L’on a vu plus haut l’étroite union de l’ame & du corps ; l’on a compris combien le bien-être de la première influoit sur le second ; l’on a vu les sinistres effets de la tristesse ; ainsi il est presque inutile d’ajouter qu’on ne peut trop éviter toutes les sensations disgracieuses de l’ame, & qu’il est de la dernière conséquence de ne lui en procurer que d’agréables dans toutes les maladies, & sur-tout dans celles qui, comme la consomption dorsale, disposent par elles-mêmes à la tristesse, tristesse qui par un cercle vicieux les augmente considérablement. Mais, & c’est une des difficultés du traitement, souvent les malades se complaisent à ce symptôme de leur mal, & l’on ne peut pas les déterminer à faire des efforts pour le surmonter ; d’ailleurs il ne faut pas se faire illusion, & croire qu’il n’y a qu’à ordonner d’être gai, pour qu’on le devienne ; le rire ne se commande pas plus qu’il ne se défend, & l’on est aussi peu maître de s’empêcher d’être triste, que d’avoir un accès de fièvre, ou une rage de dents. Tout ce qu’on peut exiger des malades, c’est qu’ils se prêtent aux remèdes contre la tristesse, comme ils se prêteroient à d’autres ; ces remèdes sont moins la compagnie dans ce cas (nous avons vu qu’elle leur déplaisoit par des raisons particulières), que la variété des situations. Le changement continuel des objets forme une succession d’idées qui les distrait, & c’est ce qu’il leur faut. Rien n’est plus pernicieux aux personnes qui sont portées à se livrer à une seule idée que le désœuvrement & naction. Rien n’est sur-tout plus pernicieux à nos malades, & ils ne peuvent éviter avec trop de soin l’oisiveté & l’abandon à eux-mêmes. Les exercices champêtres, les travaux de la campagne les distraisent plus puissamment que bien d’autres. M. Lewis veut qu’on ne voie, s’il est possible, que des objets de son sexe ;

Nam non ulla magis vires industria firmat
Quàm venerem & cœci stimulos ayertere amoris.

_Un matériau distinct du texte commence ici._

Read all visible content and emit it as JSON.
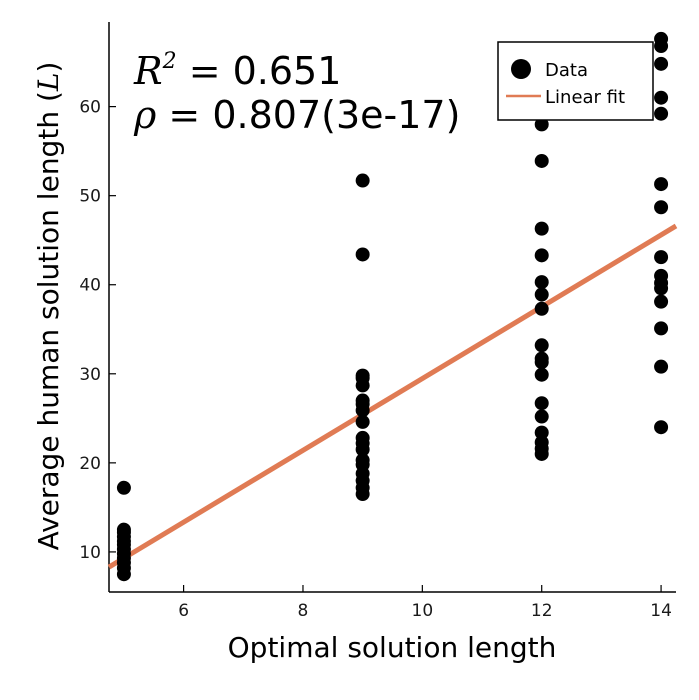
{
  "chart_data": {
    "type": "scatter",
    "xlabel": "Optimal solution length",
    "ylabel_text": "Average human solution length (",
    "ylabel_symbol": "L",
    "ylabel_close": ")",
    "xlim": [
      4.75,
      14.25
    ],
    "ylim": [
      5.5,
      69.5
    ],
    "xticks": [
      6,
      8,
      10,
      12,
      14
    ],
    "yticks": [
      10,
      20,
      30,
      40,
      50,
      60
    ],
    "grid": false,
    "legend_position": "top-right",
    "annotation": {
      "r2_symbol": "R",
      "r2_exponent": "2",
      "r2_equals": " = ",
      "r2_value": "0.651",
      "rho_symbol": "ρ",
      "rho_equals": " = ",
      "rho_value": "0.807(3e-17)"
    },
    "series": [
      {
        "name": "Data",
        "kind": "scatter",
        "color": "#000000",
        "points": [
          [
            5,
            7.5
          ],
          [
            5,
            8.2
          ],
          [
            5,
            8.8
          ],
          [
            5,
            9.3
          ],
          [
            5,
            9.8
          ],
          [
            5,
            10.3
          ],
          [
            5,
            10.8
          ],
          [
            5,
            11.2
          ],
          [
            5,
            11.7
          ],
          [
            5,
            12.2
          ],
          [
            5,
            12.5
          ],
          [
            5,
            17.2
          ],
          [
            9,
            16.5
          ],
          [
            9,
            17.2
          ],
          [
            9,
            18.0
          ],
          [
            9,
            18.8
          ],
          [
            9,
            19.8
          ],
          [
            9,
            20.3
          ],
          [
            9,
            21.5
          ],
          [
            9,
            22.2
          ],
          [
            9,
            22.8
          ],
          [
            9,
            24.6
          ],
          [
            9,
            25.9
          ],
          [
            9,
            26.6
          ],
          [
            9,
            27.0
          ],
          [
            9,
            28.7
          ],
          [
            9,
            29.5
          ],
          [
            9,
            29.8
          ],
          [
            9,
            43.4
          ],
          [
            9,
            51.7
          ],
          [
            12,
            21.0
          ],
          [
            12,
            21.6
          ],
          [
            12,
            22.3
          ],
          [
            12,
            23.4
          ],
          [
            12,
            25.2
          ],
          [
            12,
            26.7
          ],
          [
            12,
            29.9
          ],
          [
            12,
            31.3
          ],
          [
            12,
            31.7
          ],
          [
            12,
            33.2
          ],
          [
            12,
            37.3
          ],
          [
            12,
            38.9
          ],
          [
            12,
            40.3
          ],
          [
            12,
            43.3
          ],
          [
            12,
            46.3
          ],
          [
            12,
            53.9
          ],
          [
            12,
            58.0
          ],
          [
            14,
            24.0
          ],
          [
            14,
            30.8
          ],
          [
            14,
            35.1
          ],
          [
            14,
            38.1
          ],
          [
            14,
            39.6
          ],
          [
            14,
            40.2
          ],
          [
            14,
            41.0
          ],
          [
            14,
            43.1
          ],
          [
            14,
            48.7
          ],
          [
            14,
            51.3
          ],
          [
            14,
            59.2
          ],
          [
            14,
            61.0
          ],
          [
            14,
            64.8
          ],
          [
            14,
            66.8
          ],
          [
            14,
            67.6
          ]
        ]
      },
      {
        "name": "Linear fit",
        "kind": "line",
        "color": "#e07b54",
        "x": [
          4.75,
          14.25
        ],
        "y": [
          8.3,
          46.6
        ]
      }
    ]
  }
}
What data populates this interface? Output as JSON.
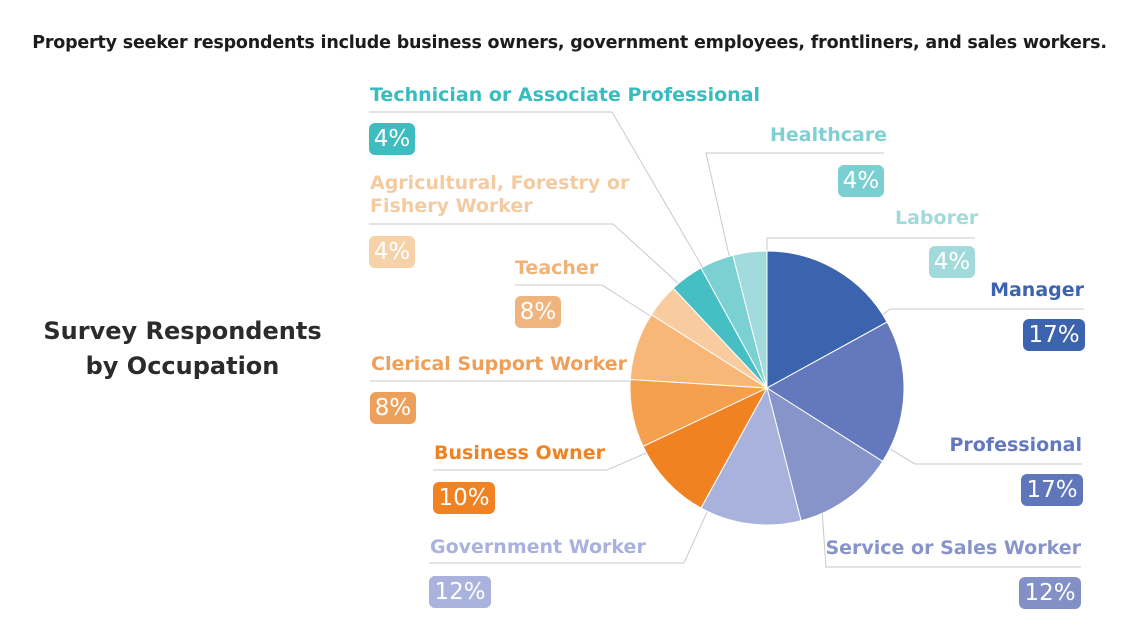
{
  "subtitle": "Property seeker respondents include business owners, government employees, frontliners, and sales workers.",
  "chart_data": {
    "type": "pie",
    "title": "Survey Respondents by Occupation",
    "title_lines": [
      "Survey Respondents",
      "by Occupation"
    ],
    "start": "12 o'clock, clockwise",
    "slices": [
      {
        "label": "Manager",
        "value": 17,
        "display": "17%",
        "color": "#3c63ae"
      },
      {
        "label": "Professional",
        "value": 17,
        "display": "17%",
        "color": "#6479bd"
      },
      {
        "label": "Service or Sales Worker",
        "value": 12,
        "display": "12%",
        "color": "#8794c9"
      },
      {
        "label": "Government Worker",
        "value": 12,
        "display": "12%",
        "color": "#a8b2dd"
      },
      {
        "label": "Business Owner",
        "value": 10,
        "display": "10%",
        "color": "#f08222"
      },
      {
        "label": "Clerical Support Worker",
        "value": 8,
        "display": "8%",
        "color": "#f5a04e"
      },
      {
        "label": "Teacher",
        "value": 8,
        "display": "8%",
        "color": "#f8b677"
      },
      {
        "label": "Agricultural, Forestry or Fishery Worker",
        "label_lines": [
          "Agricultural, Forestry or",
          "Fishery Worker"
        ],
        "value": 4,
        "display": "4%",
        "color": "#f9cca0"
      },
      {
        "label": "Technician or Associate Professional",
        "value": 4,
        "display": "4%",
        "color": "#45bfc3"
      },
      {
        "label": "Healthcare",
        "value": 4,
        "display": "4%",
        "color": "#7bd0d2"
      },
      {
        "label": "Laborer",
        "value": 4,
        "display": "4%",
        "color": "#a2dbdd"
      }
    ],
    "label_colors": {
      "Manager": "#3c63ae",
      "Professional": "#6479bd",
      "Service or Sales Worker": "#8794c9",
      "Government Worker": "#a8b2dd",
      "Business Owner": "#f08222",
      "Clerical Support Worker": "#eda05a",
      "Teacher": "#efb37a",
      "Agricultural, Forestry or Fishery Worker": "#f4cba0",
      "Technician or Associate Professional": "#39bcbf",
      "Healthcare": "#80cfd1",
      "Laborer": "#a2d9db"
    },
    "badge_colors": {
      "Manager": "#3c63ae",
      "Professional": "#5f76ba",
      "Service or Sales Worker": "#8290c6",
      "Government Worker": "#a9b3de",
      "Business Owner": "#f08222",
      "Clerical Support Worker": "#eda05a",
      "Teacher": "#f0b57e",
      "Agricultural, Forestry or Fishery Worker": "#f7d1a8",
      "Technician or Associate Professional": "#3dbdc0",
      "Healthcare": "#7ccfd1",
      "Laborer": "#a2dadc"
    },
    "leader_line_color": "#c9c9c9"
  }
}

__________________________Virg.


que les malades ne soient jamais absolument seuls ; qu’on ne les laisse point se livrer à leurs réflexions ; qu’on ne leur permette ni lecture, ni aucune occupation d’esprit ; ce sont autant de causes, dit-il, qui épuisent les esprits, & qui retardent la cure. Je ne penserois pas avec lui qu’on dût absolument leur interdire toute lecture. On doit leur défendre de lire longtemps de suite, ne fût-ce qu’à cause de la foiblesse de leur vue ; on doit leur défendre toute lecture qui demanderait de l’application ; on doit leur interdire sévérement toutes celles qui pourroient rappeller à leur souvenir des idées, à leur imagination des objets, dont il seroit à souhaiter qu’ils perdissent la mémoire ; mais il en est qui, sans fixer beaucoup l’attention, & sans pouvoir rappeller des images dangereuses, les distraisent agréablement, & préviennent les dangers terribles d’un ennui désœuvré.